When those results were broken down further by ethnicity and race, Latino teenagers were the most likely to say they feel overwhelmed—36 percent, compared to 31 percent of Asian teenagers and 27 percent of Black teenagers.
The survey also found that white teenagers were more likely to feel skeptical, uninterested, and unconcerned about climate change than students of color.
“Black and Hispanic students ... are directly impacted by climate change in a way that white students aren’t,” said Tiffany Fant, the co-executive director of Sol Nation, an organization for climate justice. “If something isn’t happening to you, you sort of think—out of sight, out of mind.”
Thirteen percent of white students said they don’t want to learn more about any climate change topics or issues in school, compared to 10 percent of Black students, 6 percent of Latino students, and 5 percent of Asian students.
And 42 percent of white students said that in the past two years, they have not taken any actions related to climate change—whether posting on social media, signing a petition, or attending a demonstration—compared to 34 percent of students of color.
What does this divide mean for schools?
Schools must provide comprehensive education about climate change in all subjects and starting in the earliest grades, experts say. That way, students will understand the impacts, learn how to adapt to the changing climate, and feel empowered to take action.

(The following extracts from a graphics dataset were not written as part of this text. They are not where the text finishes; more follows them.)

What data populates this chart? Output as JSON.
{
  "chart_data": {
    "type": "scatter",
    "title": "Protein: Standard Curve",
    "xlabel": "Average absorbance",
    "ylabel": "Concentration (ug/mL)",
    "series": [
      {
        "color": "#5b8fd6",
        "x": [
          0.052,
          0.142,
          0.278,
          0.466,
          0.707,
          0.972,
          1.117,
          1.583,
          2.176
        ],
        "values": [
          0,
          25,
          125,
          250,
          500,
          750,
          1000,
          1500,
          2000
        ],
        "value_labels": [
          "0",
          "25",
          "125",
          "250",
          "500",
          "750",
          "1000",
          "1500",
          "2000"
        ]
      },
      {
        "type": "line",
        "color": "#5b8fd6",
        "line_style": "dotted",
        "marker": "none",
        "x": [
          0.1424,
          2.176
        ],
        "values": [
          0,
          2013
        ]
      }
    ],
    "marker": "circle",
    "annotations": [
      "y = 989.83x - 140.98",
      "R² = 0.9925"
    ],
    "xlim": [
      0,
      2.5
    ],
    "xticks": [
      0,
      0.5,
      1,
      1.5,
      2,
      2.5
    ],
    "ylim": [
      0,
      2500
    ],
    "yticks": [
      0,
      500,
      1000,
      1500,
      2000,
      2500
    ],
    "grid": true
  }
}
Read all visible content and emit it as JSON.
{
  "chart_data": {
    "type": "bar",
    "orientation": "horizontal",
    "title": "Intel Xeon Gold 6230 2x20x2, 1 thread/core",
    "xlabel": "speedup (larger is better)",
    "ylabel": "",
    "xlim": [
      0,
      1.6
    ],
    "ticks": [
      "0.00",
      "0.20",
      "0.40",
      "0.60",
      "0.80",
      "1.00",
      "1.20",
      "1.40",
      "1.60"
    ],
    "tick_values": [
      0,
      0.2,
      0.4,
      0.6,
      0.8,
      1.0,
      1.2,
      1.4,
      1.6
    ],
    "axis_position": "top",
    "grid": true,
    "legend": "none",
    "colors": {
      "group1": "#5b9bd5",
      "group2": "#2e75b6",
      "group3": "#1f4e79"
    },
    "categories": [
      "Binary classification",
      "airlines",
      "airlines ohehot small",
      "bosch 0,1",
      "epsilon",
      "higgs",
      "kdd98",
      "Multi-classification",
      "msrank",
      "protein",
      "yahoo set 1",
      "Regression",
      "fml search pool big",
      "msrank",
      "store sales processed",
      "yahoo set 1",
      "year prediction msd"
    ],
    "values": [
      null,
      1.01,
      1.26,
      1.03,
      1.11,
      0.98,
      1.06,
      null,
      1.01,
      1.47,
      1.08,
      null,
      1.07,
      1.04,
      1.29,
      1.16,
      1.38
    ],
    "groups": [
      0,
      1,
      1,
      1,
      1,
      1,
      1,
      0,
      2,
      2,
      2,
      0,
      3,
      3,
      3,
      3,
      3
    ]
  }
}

“This idea that somehow I don’t have to worry about it because my future is bright and shiny—that’s a fallacy first of all, and your future is bound up in the injustices of the world,” said Deb Morrison, a climate justice learning designer and adviser who runs the group CLEAR Environmental. “There is no one [who will be] unaffected by this in the next 10 years.”
Across the board, more than a third of teenagers say they want to learn more about environmental justice, or how some groups of people are more affected by others, in school. Yet only 22 percent of K-12 teachers say they teach about environmental justice, according to another survey from the EdWeek Research Center.
Both climate change and societal inequities can be politically polarizing topics, and teachers in states that restrict what can be discussed in the classroom might feel wary of talking about environmental justice.
But Fant said teachers can navigate these potentially sensitive conversations by encouraging students to use their own critical thinking skills—"asking them questions so kids can come to their own conclusions, based on facts that exist,” she said.
For example, teachers could show students the demographic breakdown of asthma rates and discuss what factors could be contributing to the differences, Fant said. These discussions could inspire students who don’t currently see the effects of climate change in their own lives to feel more engaged and connected, she added.
“We have to begin to see the humanity in each other so we’re motivated to act based on compassion and empathy, and not just when it’s on our front step or in our backyard,” Fant said.